La pédagogie entre le dire et le faire - 1 : Le courage des commencements, Paris, ESF éditeur, 1995
Avec cet ouvrage, Philippe Meirieu engage un travail, rarement fait, d'épistémologie du discours pédagogique. Il s'efforce de comprendre comment fonctionne ce discours, loin de toute prétention scientifique, mêlant descriptions, injonctions, témoignages, développements philosophiques et références religieuses. Ce discours - qui n'est, le plus souvent, étudié que comme un objet de curiosité historique et qui a tendance à être exclu des "sciences de l'éducation" - est porteur d'enseignements essentiels : il montre comment les hommes tentent de se dépêtrer avec ce phénomène étrange : la naissance d'un enfant que l'on a quelque temps dans les bras, avant de l'avoir "sur les bras"... la nécessité d'accompagner dans le monde l'émergence d'une liberté qui inquiète... la volonté de combiner maîtrise et émancipation, continuité assumée et rupture nécessaire. Il faut comprendre les discours pédagogiques, en leurs failles mêmes, comme une exploration de cette étrange entreprise éducative. Et il faut tenter d'en tirer, sinon des conclusions, du moins des enseignements susceptibles de nous permettre de penser et de mettre en oeuvre une "action sensée".

Voilà aujourd'hui plus de deux siècles, depuis Rousseau et Pestalozzi, que la réflexion pédagogique s'est affrontée à la rude tâche d'élaborer des propositions pour permettre au plus grand nombre l'accès aux savoirs et a la socialité. Elle a ainsi produit une multitude de discours et de projets qui constituent un formidable réservoir de possibles... Mais, étrangement, ces discours ne semblent produire que peu d'effets : les pratiques ne changent guère et les « expériences pédagogiques » s'essoufflent vite dès que leurs initiateurs viennent à disparaître. Les « militants pédagogiques s'épuisent à ramer à contre-courant et il arrive, parfois, que ceux-là mêmes qui préconisent le changement aient le plus grand mal à le mettre en ceuvre. Tout se passe donc comme si, en pédagogie, iI ne suffisait pas de savoir ce qu'il faut faire pour le faire... au point que bien des éducateurs et des enseignants se demandent pourquoi il est si difficile de mettre en application ses propres convictions pédagogiques.
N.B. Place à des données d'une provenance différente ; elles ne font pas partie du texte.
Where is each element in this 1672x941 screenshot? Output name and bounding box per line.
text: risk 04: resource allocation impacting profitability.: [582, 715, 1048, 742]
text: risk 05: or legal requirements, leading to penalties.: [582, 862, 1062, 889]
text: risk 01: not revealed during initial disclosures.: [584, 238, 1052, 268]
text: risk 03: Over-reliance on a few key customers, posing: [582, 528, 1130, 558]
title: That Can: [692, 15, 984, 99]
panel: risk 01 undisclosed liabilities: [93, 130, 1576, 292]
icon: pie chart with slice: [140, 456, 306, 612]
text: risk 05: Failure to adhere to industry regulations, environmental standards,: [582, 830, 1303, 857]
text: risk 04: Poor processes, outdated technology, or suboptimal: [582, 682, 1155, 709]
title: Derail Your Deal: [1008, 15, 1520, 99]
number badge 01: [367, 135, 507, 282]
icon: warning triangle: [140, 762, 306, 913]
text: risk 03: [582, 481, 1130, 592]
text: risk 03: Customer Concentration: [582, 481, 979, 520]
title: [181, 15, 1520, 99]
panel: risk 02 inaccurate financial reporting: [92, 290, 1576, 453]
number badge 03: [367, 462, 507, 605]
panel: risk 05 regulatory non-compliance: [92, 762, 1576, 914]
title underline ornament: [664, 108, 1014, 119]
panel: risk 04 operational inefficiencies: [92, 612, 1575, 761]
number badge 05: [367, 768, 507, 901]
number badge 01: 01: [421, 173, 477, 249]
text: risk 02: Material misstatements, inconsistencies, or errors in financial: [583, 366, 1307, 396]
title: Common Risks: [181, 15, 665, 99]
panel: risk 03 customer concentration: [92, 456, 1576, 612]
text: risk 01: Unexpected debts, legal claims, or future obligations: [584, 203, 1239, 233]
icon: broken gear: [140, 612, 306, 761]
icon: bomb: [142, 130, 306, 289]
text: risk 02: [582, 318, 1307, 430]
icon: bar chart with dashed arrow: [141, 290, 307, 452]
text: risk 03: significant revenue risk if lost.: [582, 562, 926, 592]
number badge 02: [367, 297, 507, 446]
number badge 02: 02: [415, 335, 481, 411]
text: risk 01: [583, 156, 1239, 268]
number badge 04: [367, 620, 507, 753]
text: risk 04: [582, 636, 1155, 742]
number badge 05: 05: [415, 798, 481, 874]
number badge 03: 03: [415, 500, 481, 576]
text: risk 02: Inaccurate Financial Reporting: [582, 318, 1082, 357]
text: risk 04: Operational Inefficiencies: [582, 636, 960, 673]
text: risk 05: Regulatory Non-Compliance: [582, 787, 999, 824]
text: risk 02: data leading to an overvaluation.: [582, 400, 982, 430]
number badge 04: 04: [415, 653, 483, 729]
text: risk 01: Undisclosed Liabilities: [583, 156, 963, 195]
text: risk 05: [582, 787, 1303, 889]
Pour comprendre cette difficulté, Philippe Meirieu s'interroge d'abord ici sur ce qui fait la spécificité du discours pédagogique. Ni spéculation philosophique, ni recherche scientifique, ce discours peut d'abord se comprendre comme un effort pour entrer dans l'intelligence des contradictions éducatives. Il peut ensuite s'interpréter comme un travail sur cette « résistance » inévitable que semble opposer tout individu à qui veut l'éduquer. II est, enfin, cet effort formidable d'inventivité pour imaginer des moyens qui puissent « travailler cette résistance », non pour la briser mais, pour faire de la transmission éducative une occasion de développement de la personne et de partage d'humanité, un dialogue permanent entre la singularité et l'universalité.

Mais l'auteur n'en reste pas la : il présente les savoirs pédagogiques dans leur cohérence et propose des outils pour en saisir les enjeux. Il montre ainsi que ces savoirs ne peuvent être appliques mécaniquement et que l'écart entre le dire et le faire n'est réductible que par une reconsidération complète du statut du pédagogique, la reconnaissance de son fondement éthique, la renonciation à toute certitude didactique, le fait de placer l'inventivité et la formation du jugement au coeur de sa démarche.

C'est dire que tous les éducateurs trouveront dans cet ouvrage une analyse de leurs difficultés, un ensemble de références et d'outils permettant d'agir au quotidien et une réflexion sur les conditions pour trouver « le courage des commencements »... et la force de tenir ses engagements.